Notice how Jesus does not enter into debate or argument with Satan. He relies on his knowledge of who God is, who he is and his knowledge of scripture. His own needs seem not to be important to Him. So in each of these 3 temptations Jesus proves Himself to be exactly who the Father had declared. He is the beloved Son of God because through every temptation He resolves not to serve Himself but others, he entrusts Himself to His Father, He will not compromise with Satan and He refuses to take the easy way out. So Satan is defeated, Jesus has won the battle - "Then the devil left Him".

These temptations have echoes later in his ministry: and Luke hints at this, saying that devil leaves "until an opportune time". In Matthew 16 we have another heavenly declaration of Jesus' identity. This time it comes through the lips of Peter – "You are the Christ, the Son of the living God" (v16). From this time on Jesus begins to show His disciples that He must suffer and die. And Peter, who one minute previously had correctly identified Jesus as the Son of God now loses confidence and says, "Far be it from you, Lord! This shall never happen to you." Immediately Jesus recognises the devil's assault: "Get behind me, Satan! You are a stumbling-block to me; you do not have in mind the things of God, but the things of men."

Later, when Jesus was on the cross the religious leaders called out to Him: "Come down from the cross, if you are the Son of God!" "IF YOU ARE THE SON OF GOD". The same words used by Satan in the wilderness. Again here is the temptation for Jesus to avoid the way of the cross, to serve Himself, to save Himself. But Jesus resisted. He did not come to be served but to serve and to die for many. And when He died, a most unlikely man also understood the real identity of Jesus - a Roman centurion declares: "Truly this was the Son of God!" (v54)

So let's now look at are our temptations - the things that lead us into sin. So often we insist on

  • going our own way rather than God's and doing things in our own strength
  • working to our own agenda rather than God's
  • putting our own needs first
  • looking for the easy life
  • losing hope and giving into despair

As we have seen Satan challenged who Jesus was, His identity given him by God. But in our world many of us find our identity in worldly things; we seek success to give us status and security, then we take authority - and from these things we try to find our identity. So does Satan challenge this identity or does it serve his purposes better to allow us this worldly identity? St Paul says, "Be self-controlled and alert. Your enemy the devil prowls around like a roaring lion looking for someone to devour." (1 Peter 5:8) So we might imagine that people are 'devoured' when they fall prey to financial or sexual scandal or such like. But the main way Satan devours people is by tempting them to take an easy life which in turn leads people to become complacent, selfish and to feel that they have no need of God. HOWEVER - we do each have an identity in Christ, and God says "Do not fear, for I have redeemed you; I have summoned you by name; you are mine".(Is 43:1)

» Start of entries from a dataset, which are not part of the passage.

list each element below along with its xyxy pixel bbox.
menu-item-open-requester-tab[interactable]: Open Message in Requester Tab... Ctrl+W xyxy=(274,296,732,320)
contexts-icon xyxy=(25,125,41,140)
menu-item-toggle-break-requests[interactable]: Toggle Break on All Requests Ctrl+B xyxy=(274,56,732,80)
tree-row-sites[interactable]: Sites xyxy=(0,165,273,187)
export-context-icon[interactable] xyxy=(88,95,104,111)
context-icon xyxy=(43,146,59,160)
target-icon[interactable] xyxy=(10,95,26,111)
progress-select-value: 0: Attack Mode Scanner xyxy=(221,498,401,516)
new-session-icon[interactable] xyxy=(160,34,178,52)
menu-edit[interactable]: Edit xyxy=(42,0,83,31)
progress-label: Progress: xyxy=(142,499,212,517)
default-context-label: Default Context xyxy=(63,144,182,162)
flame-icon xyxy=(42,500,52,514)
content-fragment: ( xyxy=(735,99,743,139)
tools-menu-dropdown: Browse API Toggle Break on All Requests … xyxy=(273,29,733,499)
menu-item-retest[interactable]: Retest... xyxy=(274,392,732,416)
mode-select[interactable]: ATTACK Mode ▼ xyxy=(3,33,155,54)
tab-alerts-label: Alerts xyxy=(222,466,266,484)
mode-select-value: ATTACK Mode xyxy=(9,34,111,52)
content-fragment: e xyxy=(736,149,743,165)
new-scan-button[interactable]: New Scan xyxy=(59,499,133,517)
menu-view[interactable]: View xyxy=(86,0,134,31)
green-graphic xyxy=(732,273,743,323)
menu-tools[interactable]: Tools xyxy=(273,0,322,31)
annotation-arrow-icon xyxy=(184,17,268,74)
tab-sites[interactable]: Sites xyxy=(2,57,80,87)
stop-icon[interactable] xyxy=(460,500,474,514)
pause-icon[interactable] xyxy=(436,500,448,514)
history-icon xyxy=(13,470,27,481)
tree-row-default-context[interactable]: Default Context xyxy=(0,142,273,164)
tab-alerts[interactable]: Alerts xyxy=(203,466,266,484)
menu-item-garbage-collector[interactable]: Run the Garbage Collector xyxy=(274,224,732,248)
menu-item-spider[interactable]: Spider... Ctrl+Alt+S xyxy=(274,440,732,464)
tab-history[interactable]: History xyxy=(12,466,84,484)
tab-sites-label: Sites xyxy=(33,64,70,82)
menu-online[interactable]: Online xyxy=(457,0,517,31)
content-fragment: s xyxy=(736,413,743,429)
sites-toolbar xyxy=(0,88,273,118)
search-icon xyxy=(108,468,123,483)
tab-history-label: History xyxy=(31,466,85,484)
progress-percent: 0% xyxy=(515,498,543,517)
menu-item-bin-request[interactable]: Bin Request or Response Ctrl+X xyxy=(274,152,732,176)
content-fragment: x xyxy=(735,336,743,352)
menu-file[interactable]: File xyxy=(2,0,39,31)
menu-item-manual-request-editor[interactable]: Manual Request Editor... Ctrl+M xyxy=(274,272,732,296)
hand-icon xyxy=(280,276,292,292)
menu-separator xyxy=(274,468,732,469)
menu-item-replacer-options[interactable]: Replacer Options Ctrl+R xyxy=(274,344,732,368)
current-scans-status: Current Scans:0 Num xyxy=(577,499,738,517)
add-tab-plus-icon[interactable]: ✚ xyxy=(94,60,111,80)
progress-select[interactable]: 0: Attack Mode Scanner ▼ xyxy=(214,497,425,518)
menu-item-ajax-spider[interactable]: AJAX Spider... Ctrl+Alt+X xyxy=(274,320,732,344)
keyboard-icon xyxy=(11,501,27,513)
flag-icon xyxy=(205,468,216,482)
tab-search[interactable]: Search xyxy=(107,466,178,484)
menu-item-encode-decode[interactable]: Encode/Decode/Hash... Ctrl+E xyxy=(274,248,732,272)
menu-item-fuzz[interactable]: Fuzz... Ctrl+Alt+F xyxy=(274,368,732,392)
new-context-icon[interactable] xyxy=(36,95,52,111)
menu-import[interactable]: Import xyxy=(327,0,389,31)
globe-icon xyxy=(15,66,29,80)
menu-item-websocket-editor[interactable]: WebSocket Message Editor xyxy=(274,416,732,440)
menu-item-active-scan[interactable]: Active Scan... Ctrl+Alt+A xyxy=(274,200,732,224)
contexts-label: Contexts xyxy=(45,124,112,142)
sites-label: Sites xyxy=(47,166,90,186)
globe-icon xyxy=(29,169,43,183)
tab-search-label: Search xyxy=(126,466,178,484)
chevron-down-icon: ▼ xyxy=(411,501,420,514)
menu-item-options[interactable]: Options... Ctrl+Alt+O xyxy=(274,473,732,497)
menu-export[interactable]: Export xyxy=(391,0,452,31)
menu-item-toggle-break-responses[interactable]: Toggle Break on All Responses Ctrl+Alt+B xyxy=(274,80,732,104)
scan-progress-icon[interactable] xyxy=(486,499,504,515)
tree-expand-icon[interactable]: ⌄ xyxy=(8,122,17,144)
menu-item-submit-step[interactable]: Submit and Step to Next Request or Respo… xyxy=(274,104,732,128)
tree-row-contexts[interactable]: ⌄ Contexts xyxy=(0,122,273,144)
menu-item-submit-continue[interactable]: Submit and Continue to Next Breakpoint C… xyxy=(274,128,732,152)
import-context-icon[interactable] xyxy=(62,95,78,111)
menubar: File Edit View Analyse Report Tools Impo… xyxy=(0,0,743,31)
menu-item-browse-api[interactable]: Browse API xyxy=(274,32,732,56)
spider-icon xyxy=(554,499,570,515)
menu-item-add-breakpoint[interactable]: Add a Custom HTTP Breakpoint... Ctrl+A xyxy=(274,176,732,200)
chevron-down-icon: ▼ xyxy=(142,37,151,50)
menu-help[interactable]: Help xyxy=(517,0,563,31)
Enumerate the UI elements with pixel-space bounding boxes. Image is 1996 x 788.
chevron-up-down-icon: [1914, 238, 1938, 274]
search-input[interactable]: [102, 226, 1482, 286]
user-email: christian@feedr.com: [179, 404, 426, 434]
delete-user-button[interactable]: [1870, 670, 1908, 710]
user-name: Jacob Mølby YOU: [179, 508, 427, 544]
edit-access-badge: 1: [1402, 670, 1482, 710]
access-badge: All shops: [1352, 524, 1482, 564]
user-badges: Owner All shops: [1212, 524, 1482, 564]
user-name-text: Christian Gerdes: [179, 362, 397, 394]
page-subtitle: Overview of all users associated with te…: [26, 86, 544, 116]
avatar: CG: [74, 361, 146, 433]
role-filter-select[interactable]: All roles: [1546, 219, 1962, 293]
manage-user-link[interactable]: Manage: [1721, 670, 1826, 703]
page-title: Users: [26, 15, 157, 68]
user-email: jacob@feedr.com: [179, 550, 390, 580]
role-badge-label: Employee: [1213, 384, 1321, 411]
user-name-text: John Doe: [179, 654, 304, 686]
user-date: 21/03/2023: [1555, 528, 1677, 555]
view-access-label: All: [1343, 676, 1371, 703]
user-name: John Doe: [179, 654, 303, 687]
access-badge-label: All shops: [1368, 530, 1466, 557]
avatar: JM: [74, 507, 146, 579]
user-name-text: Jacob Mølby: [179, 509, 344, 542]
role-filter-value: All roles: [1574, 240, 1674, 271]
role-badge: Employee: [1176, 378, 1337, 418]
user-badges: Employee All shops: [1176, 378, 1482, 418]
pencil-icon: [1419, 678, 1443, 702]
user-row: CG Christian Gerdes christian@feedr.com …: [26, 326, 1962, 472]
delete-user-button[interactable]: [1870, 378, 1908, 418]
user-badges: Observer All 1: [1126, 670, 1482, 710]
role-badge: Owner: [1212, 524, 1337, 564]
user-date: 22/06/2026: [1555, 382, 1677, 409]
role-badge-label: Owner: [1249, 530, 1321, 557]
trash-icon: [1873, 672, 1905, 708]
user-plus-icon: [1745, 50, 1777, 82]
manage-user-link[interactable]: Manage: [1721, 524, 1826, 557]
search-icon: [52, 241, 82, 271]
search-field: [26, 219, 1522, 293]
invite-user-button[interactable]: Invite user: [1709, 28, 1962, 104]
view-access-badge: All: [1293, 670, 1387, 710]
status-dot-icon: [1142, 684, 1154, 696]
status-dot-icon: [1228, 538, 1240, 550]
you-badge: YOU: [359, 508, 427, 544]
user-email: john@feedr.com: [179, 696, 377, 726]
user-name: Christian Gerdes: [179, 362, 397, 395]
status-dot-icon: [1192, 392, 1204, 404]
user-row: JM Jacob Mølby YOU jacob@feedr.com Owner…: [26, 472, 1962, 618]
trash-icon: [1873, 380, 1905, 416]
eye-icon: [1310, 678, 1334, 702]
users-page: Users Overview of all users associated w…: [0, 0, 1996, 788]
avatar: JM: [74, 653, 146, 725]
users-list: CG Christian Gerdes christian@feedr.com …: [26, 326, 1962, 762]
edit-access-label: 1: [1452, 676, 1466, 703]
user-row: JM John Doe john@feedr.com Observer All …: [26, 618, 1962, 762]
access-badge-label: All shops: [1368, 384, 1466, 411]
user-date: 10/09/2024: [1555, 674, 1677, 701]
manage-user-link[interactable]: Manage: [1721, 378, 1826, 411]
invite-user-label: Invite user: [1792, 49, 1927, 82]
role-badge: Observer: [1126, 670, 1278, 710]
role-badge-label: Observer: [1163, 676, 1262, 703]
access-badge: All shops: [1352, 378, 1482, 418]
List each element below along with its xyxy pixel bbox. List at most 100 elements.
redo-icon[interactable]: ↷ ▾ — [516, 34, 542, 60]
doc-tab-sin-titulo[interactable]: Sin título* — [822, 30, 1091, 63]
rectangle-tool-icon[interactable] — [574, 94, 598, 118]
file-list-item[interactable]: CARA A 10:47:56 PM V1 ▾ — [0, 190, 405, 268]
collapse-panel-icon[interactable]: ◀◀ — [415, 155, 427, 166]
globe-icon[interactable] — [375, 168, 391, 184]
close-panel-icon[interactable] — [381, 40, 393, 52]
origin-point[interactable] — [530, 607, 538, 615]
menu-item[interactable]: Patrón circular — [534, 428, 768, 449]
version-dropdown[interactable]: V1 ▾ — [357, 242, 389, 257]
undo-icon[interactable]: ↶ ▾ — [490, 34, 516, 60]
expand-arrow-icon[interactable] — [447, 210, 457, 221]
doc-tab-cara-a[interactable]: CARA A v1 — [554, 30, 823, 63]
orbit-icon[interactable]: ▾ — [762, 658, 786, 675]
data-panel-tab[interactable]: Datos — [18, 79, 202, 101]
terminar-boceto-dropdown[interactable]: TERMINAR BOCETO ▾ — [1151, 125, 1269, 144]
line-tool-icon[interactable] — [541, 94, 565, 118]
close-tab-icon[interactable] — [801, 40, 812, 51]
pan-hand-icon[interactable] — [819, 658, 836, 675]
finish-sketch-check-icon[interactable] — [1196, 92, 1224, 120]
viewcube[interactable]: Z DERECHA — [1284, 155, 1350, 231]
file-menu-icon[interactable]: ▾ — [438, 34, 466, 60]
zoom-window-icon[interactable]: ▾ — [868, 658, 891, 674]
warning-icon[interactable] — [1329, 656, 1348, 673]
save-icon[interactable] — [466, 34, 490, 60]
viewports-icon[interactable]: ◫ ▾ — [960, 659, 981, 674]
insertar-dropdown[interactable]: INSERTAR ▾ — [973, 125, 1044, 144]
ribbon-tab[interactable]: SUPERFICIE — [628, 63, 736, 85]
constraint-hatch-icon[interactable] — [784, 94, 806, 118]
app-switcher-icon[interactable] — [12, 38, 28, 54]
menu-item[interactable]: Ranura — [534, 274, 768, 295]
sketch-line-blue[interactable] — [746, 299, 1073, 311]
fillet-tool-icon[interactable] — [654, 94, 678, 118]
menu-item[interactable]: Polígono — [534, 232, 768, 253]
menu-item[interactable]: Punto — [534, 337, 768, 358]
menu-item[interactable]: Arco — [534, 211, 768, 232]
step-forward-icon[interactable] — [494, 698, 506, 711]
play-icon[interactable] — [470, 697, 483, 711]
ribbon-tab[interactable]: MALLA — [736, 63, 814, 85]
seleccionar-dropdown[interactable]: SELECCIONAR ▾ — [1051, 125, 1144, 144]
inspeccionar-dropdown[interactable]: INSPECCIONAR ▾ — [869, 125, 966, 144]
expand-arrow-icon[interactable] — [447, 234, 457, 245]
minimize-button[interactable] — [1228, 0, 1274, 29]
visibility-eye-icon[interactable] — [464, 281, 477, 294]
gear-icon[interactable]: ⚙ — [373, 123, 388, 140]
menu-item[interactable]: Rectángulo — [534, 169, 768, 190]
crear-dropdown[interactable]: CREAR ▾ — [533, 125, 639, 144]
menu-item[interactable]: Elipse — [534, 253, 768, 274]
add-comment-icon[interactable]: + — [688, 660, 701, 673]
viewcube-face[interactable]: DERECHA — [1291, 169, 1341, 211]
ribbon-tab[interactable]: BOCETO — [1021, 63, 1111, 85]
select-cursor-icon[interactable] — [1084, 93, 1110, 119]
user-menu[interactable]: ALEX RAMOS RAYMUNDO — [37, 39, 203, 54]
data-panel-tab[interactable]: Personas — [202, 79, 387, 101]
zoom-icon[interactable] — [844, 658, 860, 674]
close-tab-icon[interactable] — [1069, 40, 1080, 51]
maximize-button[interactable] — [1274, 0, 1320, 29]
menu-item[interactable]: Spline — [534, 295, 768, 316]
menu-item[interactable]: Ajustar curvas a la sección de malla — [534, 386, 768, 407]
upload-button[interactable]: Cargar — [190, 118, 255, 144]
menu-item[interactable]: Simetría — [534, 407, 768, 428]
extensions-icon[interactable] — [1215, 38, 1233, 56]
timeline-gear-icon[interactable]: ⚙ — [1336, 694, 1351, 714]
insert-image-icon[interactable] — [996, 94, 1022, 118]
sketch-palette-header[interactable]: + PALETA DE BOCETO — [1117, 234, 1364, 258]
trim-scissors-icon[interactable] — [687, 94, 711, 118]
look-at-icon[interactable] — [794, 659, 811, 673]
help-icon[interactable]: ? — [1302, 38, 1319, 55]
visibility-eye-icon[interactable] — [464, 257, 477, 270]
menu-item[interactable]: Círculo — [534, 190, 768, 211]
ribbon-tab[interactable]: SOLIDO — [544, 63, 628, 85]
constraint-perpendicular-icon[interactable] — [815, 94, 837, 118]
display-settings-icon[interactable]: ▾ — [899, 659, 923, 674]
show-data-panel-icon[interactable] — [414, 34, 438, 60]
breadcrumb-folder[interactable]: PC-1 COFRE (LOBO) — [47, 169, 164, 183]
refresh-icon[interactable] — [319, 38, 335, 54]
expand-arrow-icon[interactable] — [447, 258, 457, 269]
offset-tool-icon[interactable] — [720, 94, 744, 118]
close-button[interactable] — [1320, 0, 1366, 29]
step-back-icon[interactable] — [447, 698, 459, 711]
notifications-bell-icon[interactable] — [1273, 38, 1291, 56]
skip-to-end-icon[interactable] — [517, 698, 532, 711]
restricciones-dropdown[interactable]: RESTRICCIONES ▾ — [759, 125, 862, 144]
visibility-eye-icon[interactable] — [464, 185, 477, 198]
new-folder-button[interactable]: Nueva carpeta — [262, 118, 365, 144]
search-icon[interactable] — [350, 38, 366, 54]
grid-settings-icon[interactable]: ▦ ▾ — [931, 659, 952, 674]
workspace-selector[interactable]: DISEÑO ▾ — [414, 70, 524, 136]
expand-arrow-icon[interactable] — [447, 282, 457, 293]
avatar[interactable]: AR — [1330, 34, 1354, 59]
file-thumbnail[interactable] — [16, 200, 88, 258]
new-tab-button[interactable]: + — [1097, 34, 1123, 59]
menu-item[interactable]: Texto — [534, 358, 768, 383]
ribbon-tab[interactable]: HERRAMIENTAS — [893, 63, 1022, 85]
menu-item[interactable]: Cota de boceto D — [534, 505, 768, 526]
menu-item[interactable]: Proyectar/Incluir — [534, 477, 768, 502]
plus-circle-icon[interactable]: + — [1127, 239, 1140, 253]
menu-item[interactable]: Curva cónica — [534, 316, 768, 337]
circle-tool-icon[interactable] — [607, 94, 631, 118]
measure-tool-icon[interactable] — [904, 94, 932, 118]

When we watch the wilderness battle, we are watching the two masters of temptation. Satan is the master tempter, Christ the Master resister. We have much to learn. But the learning begins with the realisation that the most devilish temptations of them all are the temptations to serve, feed, protect and save self. To resist these we must look to Christ. We can't do this on our own, the task is too great. But Psalm 91 suggests God will be there to help us: "He who dwells in the shelter of the Most High will rest in the shadow of the Almighty. I will say of the Lord, "He is my refuge and my fortress, my God, in whom I trust." (v1-2) "I will protect him, for he acknowledges my name. He will call upon me, and I will answer him; I will be with him in trouble, I will deliver him and honour him". (v 14-15)

Christ's temptations are not primarily in Scripture to be our Example. This is Jesus who has taken on our humanity and who has waged war on our behalf. If we only see 'Jesus our Example' we put ourselves at centre stage. But if we see 'Jesus our Champion' we not only get a good example of how not to be led into temptation but also our eyes are taken from ourselves and fixed where they should be, on Jesus.